FIG. 1 is a partially sectional perspective view of one embodiment of the device of the present invention, FIG. 2 is a plan view of FIG. 1, and FIG. 3 is a plan view of another embodiment of the device of the present invention. , FIG. 4 is a plan view showing another embodiment of the device of the present invention, FIG. 5 is a sectional view taken along line 1-1 of FIG. 4, and FIG. FIG. 7 is a sectional view taken along the line ■-■ in FIG. 6. DESCRIPTION OF SYMBOLS 1... Semiconductor wafer, 2... Conveyance path, 3... Conveyance surface, 4... First gas ejection hole, 5... Second gas ejection hole, 6... Drive device, 7-'-pin, 8... actuator, 9... glass substrate, 10... magnetic disk, 12... pressing pin, 13... pressing device w1゜Fig. 2. 7b --- Mato Kangonq... Keshin board

Claims (1)

[Claims] 1. In a conveyance device comprising a conveyance surface supporting the lower surface of the article and a plurality of ejection holes provided on the conveyance surface and ejecting gas toward the lower surface of the article, one side of the conveyance surface A conveyance device characterized in that a drive device is provided below the conveyance surface for contacting one side of the article and applying a force in the conveyance direction to the article. 2. The conveyance surface is formed into left and right halves with respect to the conveyance direction of the article, and a drive device is provided in the center of the left and right conveyance surfaces for contacting one side of the article and applying a force in the conveyance direction to the article. The conveying device according to claim 2, characterized in that: 3. The conveying device according to claim 3, wherein the conveying surface is formed as a horizontal plane, and a plurality of gas jet holes are provided on the horizontal plane conveying surface to generate a force that presses the article toward the drive device.
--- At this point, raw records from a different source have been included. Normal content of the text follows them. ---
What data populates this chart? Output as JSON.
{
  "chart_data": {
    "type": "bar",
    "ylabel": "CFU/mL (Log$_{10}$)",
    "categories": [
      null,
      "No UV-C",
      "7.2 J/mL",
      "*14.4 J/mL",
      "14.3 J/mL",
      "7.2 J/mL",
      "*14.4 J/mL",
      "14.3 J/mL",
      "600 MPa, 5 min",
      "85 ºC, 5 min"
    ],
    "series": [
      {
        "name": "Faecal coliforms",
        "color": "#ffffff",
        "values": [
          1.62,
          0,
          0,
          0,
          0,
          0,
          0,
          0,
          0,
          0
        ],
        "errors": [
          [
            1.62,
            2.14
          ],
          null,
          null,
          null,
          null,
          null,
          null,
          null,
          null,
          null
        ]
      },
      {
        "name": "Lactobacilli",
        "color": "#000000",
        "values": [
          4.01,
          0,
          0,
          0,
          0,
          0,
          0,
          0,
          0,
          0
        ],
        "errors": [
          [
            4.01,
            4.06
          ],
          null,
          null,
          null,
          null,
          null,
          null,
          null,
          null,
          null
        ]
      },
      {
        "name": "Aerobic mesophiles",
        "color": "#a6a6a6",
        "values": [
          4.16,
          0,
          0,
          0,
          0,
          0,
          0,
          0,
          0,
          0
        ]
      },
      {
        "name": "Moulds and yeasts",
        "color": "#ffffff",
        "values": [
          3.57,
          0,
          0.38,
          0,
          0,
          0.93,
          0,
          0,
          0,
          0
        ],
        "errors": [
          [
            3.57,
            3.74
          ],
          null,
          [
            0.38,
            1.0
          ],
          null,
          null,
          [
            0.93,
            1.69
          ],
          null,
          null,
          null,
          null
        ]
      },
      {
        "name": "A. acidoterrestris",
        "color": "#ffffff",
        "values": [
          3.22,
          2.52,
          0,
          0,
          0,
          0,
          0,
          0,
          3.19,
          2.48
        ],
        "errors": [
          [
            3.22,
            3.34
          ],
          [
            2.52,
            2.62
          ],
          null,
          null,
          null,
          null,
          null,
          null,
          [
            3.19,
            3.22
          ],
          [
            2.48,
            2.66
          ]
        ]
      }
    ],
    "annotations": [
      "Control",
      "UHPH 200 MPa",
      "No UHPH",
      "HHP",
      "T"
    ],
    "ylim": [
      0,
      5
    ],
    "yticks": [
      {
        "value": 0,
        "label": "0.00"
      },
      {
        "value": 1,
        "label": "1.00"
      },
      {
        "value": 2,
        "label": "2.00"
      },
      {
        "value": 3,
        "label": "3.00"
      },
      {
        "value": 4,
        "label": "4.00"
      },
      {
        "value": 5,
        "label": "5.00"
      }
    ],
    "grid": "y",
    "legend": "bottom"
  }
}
Device. 4. The conveyance surface is formed horizontally, and a pressing device is provided on one side of the conveyance surface facing the drive device to move in the same direction at the same speed as the drive device and press the article against the drive device. The conveying device according to claim 2, characterized in that: 5. Claim 3 or 4, characterized in that the drive device is constructed of a plurality of pins that are provided to protrude slightly above the conveyance surface and come into contact with the article, and an actuator that supports and drives the pins. conveyance device.